Obama vermied die Angriffe, die seinen Vorsprung ausgebaut hätten. Besonders überraschend war, dass er den Satz, der den Wahlkampf in den vergangenen zwei Wochen dominierte, nicht aussprach: „47 Prozent.“
Dies wäre der Prozentsatz der Amerikaner, von denen Romney – bei einer privaten Spendenveranstaltung, die im Mai heimlich auf Video aufgezeichnet wurde – sagte, sie seien „Opfer“, die von der Regierung abhängig und nicht bereit seien, Verantwortung für ihr eigenes Leben zu übernehmen.

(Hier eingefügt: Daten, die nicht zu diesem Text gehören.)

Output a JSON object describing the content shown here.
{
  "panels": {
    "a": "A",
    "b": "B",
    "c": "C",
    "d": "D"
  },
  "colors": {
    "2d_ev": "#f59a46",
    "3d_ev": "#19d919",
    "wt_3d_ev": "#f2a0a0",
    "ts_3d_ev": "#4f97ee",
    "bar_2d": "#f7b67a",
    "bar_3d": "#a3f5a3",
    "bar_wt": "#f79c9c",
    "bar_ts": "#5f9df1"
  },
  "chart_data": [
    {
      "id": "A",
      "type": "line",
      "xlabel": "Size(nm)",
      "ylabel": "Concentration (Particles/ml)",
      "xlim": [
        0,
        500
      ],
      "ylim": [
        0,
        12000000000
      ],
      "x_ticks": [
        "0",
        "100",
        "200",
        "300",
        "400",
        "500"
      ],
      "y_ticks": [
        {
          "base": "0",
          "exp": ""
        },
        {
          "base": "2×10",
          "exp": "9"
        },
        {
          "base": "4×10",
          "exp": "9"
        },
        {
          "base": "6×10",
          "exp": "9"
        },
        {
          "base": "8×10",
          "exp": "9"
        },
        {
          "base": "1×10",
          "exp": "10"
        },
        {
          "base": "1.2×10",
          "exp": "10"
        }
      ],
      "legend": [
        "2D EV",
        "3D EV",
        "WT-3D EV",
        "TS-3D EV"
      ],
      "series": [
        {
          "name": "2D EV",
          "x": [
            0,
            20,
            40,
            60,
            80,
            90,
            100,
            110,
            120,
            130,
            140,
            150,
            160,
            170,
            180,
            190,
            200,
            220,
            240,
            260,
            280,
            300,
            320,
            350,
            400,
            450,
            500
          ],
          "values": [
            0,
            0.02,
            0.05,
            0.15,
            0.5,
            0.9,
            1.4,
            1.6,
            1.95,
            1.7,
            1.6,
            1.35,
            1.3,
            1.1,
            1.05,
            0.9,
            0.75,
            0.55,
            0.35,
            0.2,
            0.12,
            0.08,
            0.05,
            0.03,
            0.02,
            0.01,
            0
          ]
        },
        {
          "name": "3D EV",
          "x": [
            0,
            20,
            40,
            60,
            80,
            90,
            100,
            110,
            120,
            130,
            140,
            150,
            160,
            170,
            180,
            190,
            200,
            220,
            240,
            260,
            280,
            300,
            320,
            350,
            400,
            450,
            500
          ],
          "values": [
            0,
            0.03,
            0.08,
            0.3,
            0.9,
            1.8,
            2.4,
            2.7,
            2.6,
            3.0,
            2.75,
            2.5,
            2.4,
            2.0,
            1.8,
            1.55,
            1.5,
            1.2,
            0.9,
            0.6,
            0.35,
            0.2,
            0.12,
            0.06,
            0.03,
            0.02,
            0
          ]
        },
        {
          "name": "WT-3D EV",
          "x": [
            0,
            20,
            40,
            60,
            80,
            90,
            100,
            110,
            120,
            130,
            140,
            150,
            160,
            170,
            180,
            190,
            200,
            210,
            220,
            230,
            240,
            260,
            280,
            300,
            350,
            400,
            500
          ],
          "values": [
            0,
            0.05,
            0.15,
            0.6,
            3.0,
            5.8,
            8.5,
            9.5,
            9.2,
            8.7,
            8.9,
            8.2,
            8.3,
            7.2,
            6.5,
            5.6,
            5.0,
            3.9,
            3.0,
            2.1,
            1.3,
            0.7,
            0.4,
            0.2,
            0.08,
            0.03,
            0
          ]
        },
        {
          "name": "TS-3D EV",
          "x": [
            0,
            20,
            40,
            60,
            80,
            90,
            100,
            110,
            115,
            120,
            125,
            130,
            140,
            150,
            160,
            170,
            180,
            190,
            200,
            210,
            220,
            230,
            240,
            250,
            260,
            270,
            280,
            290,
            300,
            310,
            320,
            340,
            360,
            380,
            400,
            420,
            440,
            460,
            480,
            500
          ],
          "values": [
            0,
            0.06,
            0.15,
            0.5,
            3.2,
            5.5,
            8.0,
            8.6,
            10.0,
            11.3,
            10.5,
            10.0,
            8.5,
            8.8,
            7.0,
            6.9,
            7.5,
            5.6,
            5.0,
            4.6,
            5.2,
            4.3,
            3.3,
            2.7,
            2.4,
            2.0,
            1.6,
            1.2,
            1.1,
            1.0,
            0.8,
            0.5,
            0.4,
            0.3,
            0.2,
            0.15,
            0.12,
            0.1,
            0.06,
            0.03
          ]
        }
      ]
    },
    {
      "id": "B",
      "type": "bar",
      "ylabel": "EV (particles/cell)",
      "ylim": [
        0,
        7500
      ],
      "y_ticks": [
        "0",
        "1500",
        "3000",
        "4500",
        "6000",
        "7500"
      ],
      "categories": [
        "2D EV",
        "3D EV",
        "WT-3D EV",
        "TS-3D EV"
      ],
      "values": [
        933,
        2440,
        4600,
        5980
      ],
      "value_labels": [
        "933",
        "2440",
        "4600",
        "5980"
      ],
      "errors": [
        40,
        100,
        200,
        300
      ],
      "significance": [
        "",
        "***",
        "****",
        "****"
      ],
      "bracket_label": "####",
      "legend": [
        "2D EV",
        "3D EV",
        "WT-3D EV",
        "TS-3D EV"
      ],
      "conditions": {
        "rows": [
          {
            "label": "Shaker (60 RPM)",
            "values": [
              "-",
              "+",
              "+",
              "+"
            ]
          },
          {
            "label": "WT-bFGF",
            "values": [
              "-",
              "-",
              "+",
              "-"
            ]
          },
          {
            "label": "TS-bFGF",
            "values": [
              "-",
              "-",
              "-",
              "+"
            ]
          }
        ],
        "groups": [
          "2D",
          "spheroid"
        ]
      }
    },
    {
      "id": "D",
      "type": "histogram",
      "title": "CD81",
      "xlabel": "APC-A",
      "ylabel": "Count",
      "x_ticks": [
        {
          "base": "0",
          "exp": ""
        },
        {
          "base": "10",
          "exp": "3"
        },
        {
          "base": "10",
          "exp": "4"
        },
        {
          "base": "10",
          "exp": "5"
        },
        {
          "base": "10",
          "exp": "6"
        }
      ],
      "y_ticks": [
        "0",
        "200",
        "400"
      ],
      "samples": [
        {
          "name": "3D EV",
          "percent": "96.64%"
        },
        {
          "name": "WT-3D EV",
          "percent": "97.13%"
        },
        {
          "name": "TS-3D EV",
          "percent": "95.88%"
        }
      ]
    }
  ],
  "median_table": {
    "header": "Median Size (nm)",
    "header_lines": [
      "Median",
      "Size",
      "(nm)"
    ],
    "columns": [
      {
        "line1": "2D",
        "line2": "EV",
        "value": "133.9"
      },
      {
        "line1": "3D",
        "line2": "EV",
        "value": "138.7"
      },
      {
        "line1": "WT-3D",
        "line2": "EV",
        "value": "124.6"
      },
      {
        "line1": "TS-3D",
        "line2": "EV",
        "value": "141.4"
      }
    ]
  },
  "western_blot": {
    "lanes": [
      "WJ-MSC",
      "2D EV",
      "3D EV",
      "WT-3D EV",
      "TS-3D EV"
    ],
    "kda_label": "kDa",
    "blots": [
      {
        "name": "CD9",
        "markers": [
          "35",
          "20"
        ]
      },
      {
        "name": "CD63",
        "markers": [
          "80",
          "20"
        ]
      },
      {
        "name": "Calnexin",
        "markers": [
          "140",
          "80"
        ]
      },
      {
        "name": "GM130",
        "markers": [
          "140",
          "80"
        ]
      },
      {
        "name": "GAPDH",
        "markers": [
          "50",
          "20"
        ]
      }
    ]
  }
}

Obama warf Romney nicht vor, dass er im Vergleich zu seiner stark konservativen Wahlkampflinie einen gemäßigteren Ton anschlug, der bei den Wählern der Mitte Anklang finden würde.
Und er erwähnte auch nie Romneys Private-Equity-Firma Bain Capital. Das Obama-Wahlkampfteam hatte Romney monatelang als Jobkiller dargestellt und behauptet, seine Firma würde Firmen schließen, Entlassungen auslösen und dazu beitragen, Tausende von Arbeitsplätzen ins Ausland zu verlagern.
Romney konzentrierte sich auf das schwache Wirtschaftswachstum und die 8.1 Prozent Arbeitslosigkeit, die Obamas Bemühungen, eine zweite vierjährige Amtszeit zu gewinnen, gefährdet hätten. Die am Freitag bekannt gegebene monatliche Arbeitslosenstatistik für September könnte für Obama einen weiteren Rückschlag bedeuten.
Unter Obama habe die Regierung eine zu große Rolle übernommen, was die Schaffung von Arbeitsplätzen dämpfe, argumentierte Romney.
Obama sagte, seine Führung habe die Wirtschaft vor dem Abgrund bewahrt. Im privaten Sektor seien fünf Millionen Arbeitsplätze geschaffen worden, die Automobilindustrie habe sich erholt und der Wohnungsbau habe begonnen zu steigen.